Le 18 août dernier, le ministre israélien de la Santé a annoncé la fin des restrictions sur le don du sang pour les homosexuels dès le 1er octobre. Une égalité des genres qui est loin d’être similaire en Belgique. « Actuellement, les personnes hétérosexuelles peuvent donner leur sang 4 mois après le premier rapport sexuel avec un nouveau partenaire alors que la condition imposée aux HSH est de 12 mois d’abstinence après le dernier rapport sexuel », nous explique Sophie Rohonyi. « L’argument avancé est celui de la sécurité du sang face à une exposition possible au VIH. Or, lorsque l’on va donner son sang, la qualité du sang est automatique analysée pour tout type de donneur, hétéro ou homosexuel. Imposer une période de 12 mois d’abstinence basé sur cet argument de sécurité est purement et simplement discriminant. En outre, sous-entendre que les personnes homosexuelles ont de facto des comportements à risques est stigmatisant. Vous avez des personnes hétérosexuelles qui ont des vies sexuelles dissolues, comme des personnes homosexuelles qui vivent des couples stables. L’orientation sexuelle n’a donc strictement rien à voir ».

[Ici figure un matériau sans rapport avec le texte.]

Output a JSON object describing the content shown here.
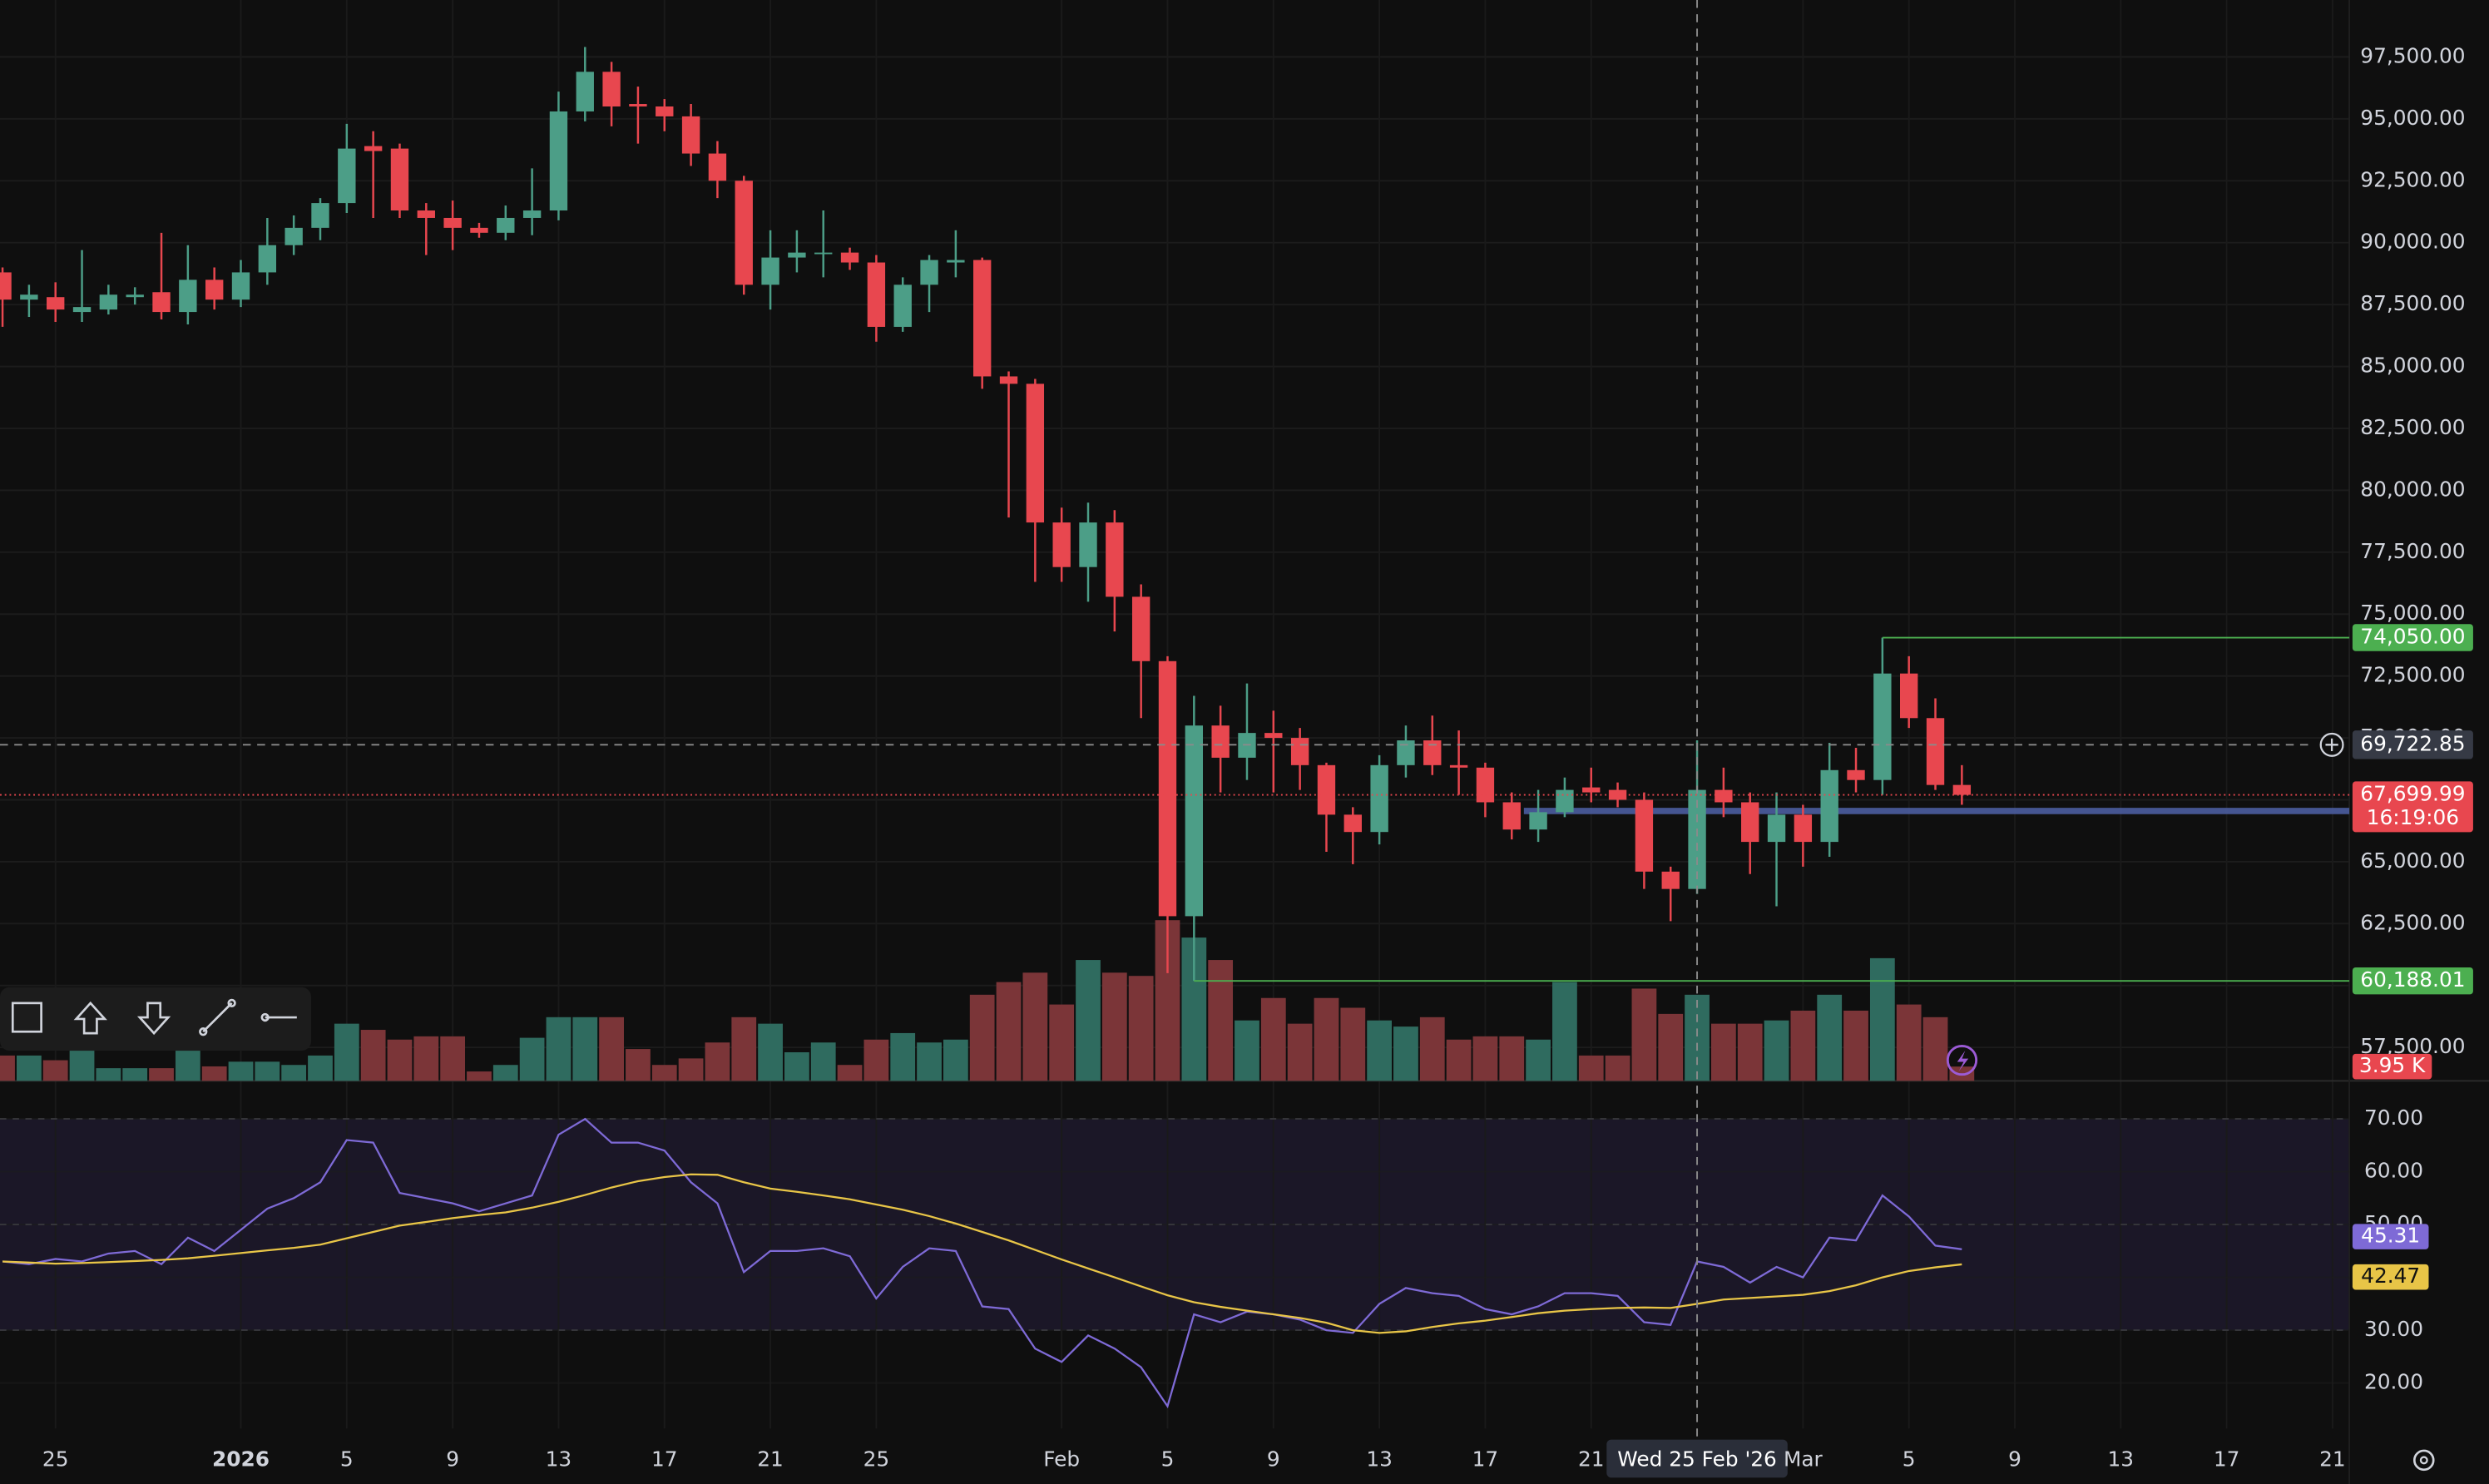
{
  "chart_data": {
    "type": "candlestick",
    "up_color": "#4c9e87",
    "down_color": "#e8474f",
    "grid": true,
    "categories": [
      null,
      null,
      "25",
      null,
      null,
      null,
      null,
      null,
      null,
      "2026",
      null,
      null,
      null,
      "5",
      null,
      null,
      null,
      "9",
      null,
      null,
      null,
      "13",
      null,
      null,
      null,
      "17",
      null,
      null,
      null,
      "21",
      null,
      null,
      null,
      "25",
      null,
      null,
      null,
      null,
      null,
      null,
      "Feb",
      null,
      null,
      null,
      "5",
      null,
      null,
      null,
      "9",
      null,
      null,
      null,
      "13",
      null,
      null,
      null,
      "17",
      null,
      null,
      null,
      "21",
      null,
      null,
      null,
      "Wed 25 Feb '26",
      null,
      null,
      null,
      "Mar",
      null,
      null,
      null,
      "5",
      null,
      null,
      null,
      "9",
      null,
      null,
      null,
      "13",
      null,
      null,
      null,
      "17",
      null,
      null,
      null,
      "21"
    ],
    "open": [
      88800,
      87700,
      87800,
      87200,
      87300,
      87800,
      88000,
      87200,
      88500,
      87700,
      88800,
      89900,
      90600,
      91600,
      93900,
      93800,
      91300,
      91000,
      90600,
      90400,
      91000,
      91300,
      95300,
      96900,
      95600,
      95500,
      95100,
      93600,
      92500,
      88300,
      89400,
      89600,
      89600,
      89200,
      86600,
      88300,
      89200,
      89300,
      84600,
      84300,
      78700,
      76900,
      78700,
      75700,
      73100,
      62800,
      70500,
      69200,
      70200,
      70000,
      68900,
      66900,
      66200,
      68900,
      69900,
      68900,
      68800,
      67400,
      66300,
      67000,
      68000,
      67900,
      67500,
      64600,
      63900,
      67900,
      67400,
      65800,
      66900,
      65800,
      68700,
      68300,
      72600,
      70800,
      68100,
      null,
      null,
      null,
      null,
      null,
      null,
      null,
      null,
      null,
      null,
      null,
      null,
      null,
      null
    ],
    "high": [
      89000,
      88300,
      88400,
      89700,
      88300,
      88200,
      90400,
      89900,
      89000,
      89300,
      91000,
      91100,
      91800,
      94800,
      94500,
      94000,
      91600,
      91700,
      90800,
      91500,
      93000,
      96100,
      97900,
      97300,
      96300,
      95800,
      95600,
      94100,
      92700,
      90500,
      90500,
      91300,
      89800,
      89500,
      88600,
      89500,
      90500,
      89400,
      84800,
      84500,
      79300,
      79500,
      79200,
      76200,
      73300,
      71700,
      71300,
      72200,
      71100,
      70400,
      69000,
      67200,
      69300,
      70500,
      70900,
      70300,
      69000,
      67800,
      67900,
      68400,
      68800,
      68200,
      67800,
      64800,
      69900,
      68800,
      67800,
      67800,
      67300,
      69800,
      69600,
      74050,
      73300,
      71600,
      68900,
      null,
      null,
      null,
      null,
      null,
      null,
      null,
      null,
      null,
      null,
      null,
      null,
      null,
      null
    ],
    "low": [
      86600,
      87000,
      86800,
      86800,
      87100,
      87500,
      86900,
      86700,
      87300,
      87400,
      88300,
      89500,
      90100,
      91200,
      91000,
      91000,
      89500,
      89700,
      90200,
      90100,
      90300,
      90900,
      94900,
      94700,
      94000,
      94500,
      93100,
      91800,
      87900,
      87300,
      88800,
      88600,
      88900,
      86000,
      86400,
      87200,
      88600,
      84100,
      78900,
      76300,
      76300,
      75500,
      74300,
      70800,
      60500,
      60188.01,
      67800,
      68300,
      67800,
      67900,
      65400,
      64900,
      65700,
      68400,
      68500,
      67700,
      66800,
      65900,
      65800,
      66800,
      67400,
      67200,
      63900,
      62600,
      63700,
      66800,
      64500,
      63200,
      64800,
      65200,
      67800,
      67700,
      70400,
      67900,
      67300,
      null,
      null,
      null,
      null,
      null,
      null,
      null,
      null,
      null,
      null,
      null,
      null,
      null,
      null
    ],
    "close": [
      87700,
      87900,
      87300,
      87400,
      87900,
      87900,
      87200,
      88500,
      87700,
      88800,
      89900,
      90600,
      91600,
      93800,
      93700,
      91300,
      91000,
      90600,
      90400,
      91000,
      91300,
      95300,
      96900,
      95500,
      95500,
      95100,
      93600,
      92500,
      88300,
      89400,
      89600,
      89600,
      89200,
      86600,
      88300,
      89300,
      89300,
      84600,
      84300,
      78700,
      76900,
      78700,
      75700,
      73100,
      62800,
      70500,
      69200,
      70200,
      70000,
      68900,
      66900,
      66200,
      68900,
      69900,
      68900,
      68800,
      67400,
      66300,
      67000,
      67900,
      67800,
      67500,
      64600,
      63900,
      67900,
      67400,
      65800,
      66900,
      65800,
      68700,
      68300,
      72600,
      70800,
      68100,
      67699.99,
      null,
      null,
      null,
      null,
      null,
      null,
      null,
      null,
      null,
      null,
      null,
      null,
      null,
      null
    ],
    "ylim": [
      56150,
      99800
    ],
    "yticks": [
      {
        "value": 57500,
        "label": "57,500.00"
      },
      {
        "value": 60000,
        "label": "60,000.00"
      },
      {
        "value": 62500,
        "label": "62,500.00"
      },
      {
        "value": 65000,
        "label": "65,000.00"
      },
      {
        "value": 67500,
        "label": "67,500.00"
      },
      {
        "value": 70000,
        "label": "70,000.00"
      },
      {
        "value": 72500,
        "label": "72,500.00"
      },
      {
        "value": 75000,
        "label": "75,000.00"
      },
      {
        "value": 77500,
        "label": "77,500.00"
      },
      {
        "value": 80000,
        "label": "80,000.00"
      },
      {
        "value": 82500,
        "label": "82,500.00"
      },
      {
        "value": 85000,
        "label": "85,000.00"
      },
      {
        "value": 87500,
        "label": "87,500.00"
      },
      {
        "value": 90000,
        "label": "90,000.00"
      },
      {
        "value": 92500,
        "label": "92,500.00"
      },
      {
        "value": 95000,
        "label": "95,000.00"
      },
      {
        "value": 97500,
        "label": "97,500.00"
      }
    ],
    "levels": [
      {
        "value": 74050,
        "label": "74,050.00",
        "color": "#4caf50"
      },
      {
        "value": 60188.01,
        "label": "60,188.01",
        "color": "#4caf50"
      }
    ],
    "drawing": {
      "value": 67050,
      "color": "#4f61a8"
    },
    "last_price": {
      "value": 67699.99,
      "label": "67,699.99",
      "countdown": "16:19:06"
    },
    "crosshair": {
      "value": 69722.85,
      "label": "69,722.85"
    },
    "volume": {
      "up_color": "#2f6b5f",
      "down_color": "#7b3538",
      "ylim": [
        0,
        50
      ],
      "values": [
        7.0,
        7.0,
        5.7,
        10.6,
        3.5,
        3.5,
        3.5,
        10.6,
        4.0,
        5.3,
        5.3,
        4.4,
        7.0,
        15.8,
        14.1,
        11.4,
        12.3,
        12.3,
        2.6,
        4.4,
        11.9,
        17.6,
        17.6,
        17.6,
        8.8,
        4.4,
        6.2,
        10.6,
        17.6,
        15.8,
        7.9,
        10.6,
        4.4,
        11.4,
        13.2,
        10.6,
        11.4,
        23.8,
        27.3,
        29.9,
        21.1,
        33.4,
        29.9,
        29.0,
        44.4,
        39.6,
        33.4,
        16.7,
        22.9,
        15.8,
        22.9,
        20.2,
        16.7,
        15.0,
        17.6,
        11.4,
        12.3,
        12.3,
        11.4,
        27.3,
        7.0,
        7.0,
        25.5,
        18.5,
        23.8,
        15.8,
        15.8,
        16.7,
        19.4,
        23.8,
        19.4,
        33.9,
        21.1,
        17.6,
        3.95,
        null,
        null,
        null,
        null,
        null,
        null,
        null,
        null,
        null,
        null,
        null,
        null,
        null,
        null
      ],
      "value_labels": [
        null,
        null,
        null,
        null,
        null,
        null,
        null,
        null,
        null,
        null,
        null,
        null,
        null,
        null,
        null,
        null,
        null,
        null,
        null,
        null,
        null,
        null,
        null,
        null,
        null,
        null,
        null,
        null,
        null,
        null,
        null,
        null,
        null,
        null,
        null,
        null,
        null,
        null,
        null,
        null,
        null,
        null,
        null,
        null,
        null,
        null,
        null,
        null,
        null,
        null,
        null,
        null,
        null,
        null,
        null,
        null,
        null,
        null,
        null,
        null,
        null,
        null,
        null,
        null,
        null,
        null,
        null,
        null,
        null,
        null,
        null,
        null,
        null,
        null,
        "3.95 K",
        null,
        null,
        null,
        null,
        null,
        null,
        null,
        null,
        null,
        null,
        null,
        null,
        null,
        null
      ]
    },
    "rsi": {
      "type": "line",
      "ylim": [
        11.4,
        77.2
      ],
      "yticks": [
        {
          "value": 20,
          "label": "20.00"
        },
        {
          "value": 30,
          "label": "30.00"
        },
        {
          "value": 40,
          "label": "40.00"
        },
        {
          "value": 50,
          "label": "50.00"
        },
        {
          "value": 60,
          "label": "60.00"
        },
        {
          "value": 70,
          "label": "70.00"
        }
      ],
      "levels": [
        30,
        50,
        70
      ],
      "band_color": "#1b1727",
      "series": [
        {
          "color": "#7e6ad6",
          "values": [
            43,
            42.5,
            43.5,
            43,
            44.5,
            45,
            42.5,
            47.5,
            45,
            49,
            53,
            55,
            58,
            66,
            65.5,
            56,
            55,
            54,
            52.5,
            54,
            55.5,
            67,
            70,
            65.5,
            65.5,
            64,
            58,
            54,
            41,
            45,
            45,
            45.5,
            44,
            36,
            42,
            45.5,
            45,
            34.5,
            34,
            26.5,
            24,
            29,
            26.5,
            23,
            15.6,
            33,
            31.5,
            33.5,
            33,
            32,
            30,
            29.5,
            35,
            38,
            37,
            36.5,
            34,
            33,
            34.5,
            37,
            37,
            36.5,
            31.5,
            31,
            43,
            42,
            39,
            42,
            40,
            47.5,
            47,
            55.5,
            51.5,
            46,
            45.31,
            null,
            null,
            null,
            null,
            null,
            null,
            null,
            null,
            null,
            null,
            null,
            null,
            null,
            null
          ]
        },
        {
          "color": "#e8c547",
          "values": [
            43,
            42.8,
            42.6,
            42.7,
            42.9,
            43.1,
            43.3,
            43.6,
            44.1,
            44.6,
            45.1,
            45.6,
            46.2,
            47.4,
            48.6,
            49.8,
            50.5,
            51.2,
            51.8,
            52.3,
            53.2,
            54.3,
            55.6,
            57,
            58.2,
            59,
            59.5,
            59.4,
            58,
            56.8,
            56.2,
            55.5,
            54.8,
            53.8,
            52.8,
            51.6,
            50.2,
            48.6,
            47,
            45.2,
            43.4,
            41.7,
            40,
            38.3,
            36.6,
            35.3,
            34.4,
            33.7,
            33,
            32.3,
            31.4,
            30,
            29.5,
            29.8,
            30.6,
            31.3,
            31.8,
            32.5,
            33.2,
            33.7,
            34,
            34.2,
            34.3,
            34.2,
            35,
            35.8,
            36.1,
            36.4,
            36.7,
            37.4,
            38.5,
            40,
            41.2,
            41.9,
            42.47,
            null,
            null,
            null,
            null,
            null,
            null,
            null,
            null,
            null,
            null,
            null,
            null,
            null,
            null
          ]
        }
      ]
    }
  }
}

Sensibiliser aux comportements à risques

« La politique de don de sang doit être une politique de prévention fondée sur les comportements à risque du donneur, quel qu’il soit, et non sur son sexe ou son orientation sexuelle » poursuit Sophie Rohonyi. « Je pense qu’il est possible, de respecter un objectif de sécurité du sang tout en envisageant de mieux cerner les comportements à risque quelle que soit l’orientation sexuelle. C’est juste une question de volonté politique ».
Quant aux comportements à risques, « l’Education à la Vie Relationnelle, Affective et Sexuelle » (EVRAS) devrait être distillée de manière généralisée dans tous les établissements scolaires, ce qui n’est pas le cas aujourd’hui », poursuit la députée. « Et attendre l’âge de 17 ou de 18 ans pour éduquer aux comportements à risques, c’est beaucoup trop tard. La sexualité commence à un âge bien plus précoce. Il faut prendre la question à la base ».

Une résolution est insuffisante

« Une proposition de loi (Link vers : https://www.lachambre.be/FLWB/PDF/55/2055/55K2055001.pdf) se justifie encore plus à la lumière de la réponse qui m’a été donnée par le Ministre Vandenbroucke le 25 mai dernier en Commission. Le Ministre a affirmé qu’une modification de la loi n’était pas l’ordre du jour en raison d’un manque de données d’évaluation de la loi et des systèmes plus ‘laxistes’ en vigueur dans nos pays voisins. Cette position sous-tend un a priori qui ne se justifie pas. Donner son sang est un acte civique et de solidarité qui implique deux conditions fondamentales : la responsabilité du donneur et la qualité de son sang. Un refus non objectivé de corriger une discrimination flagrante démontre à suffisance que le Parlement doit prendre la main et changer la loi. Le PS a déposé une proposition de résolution. Cela ne nous paraît pas suffisant », ponctue Sophie Rohonyi. Une commission santé doit se réunir durant ce mois de novembre pour poursuivre le débat sur le sujet.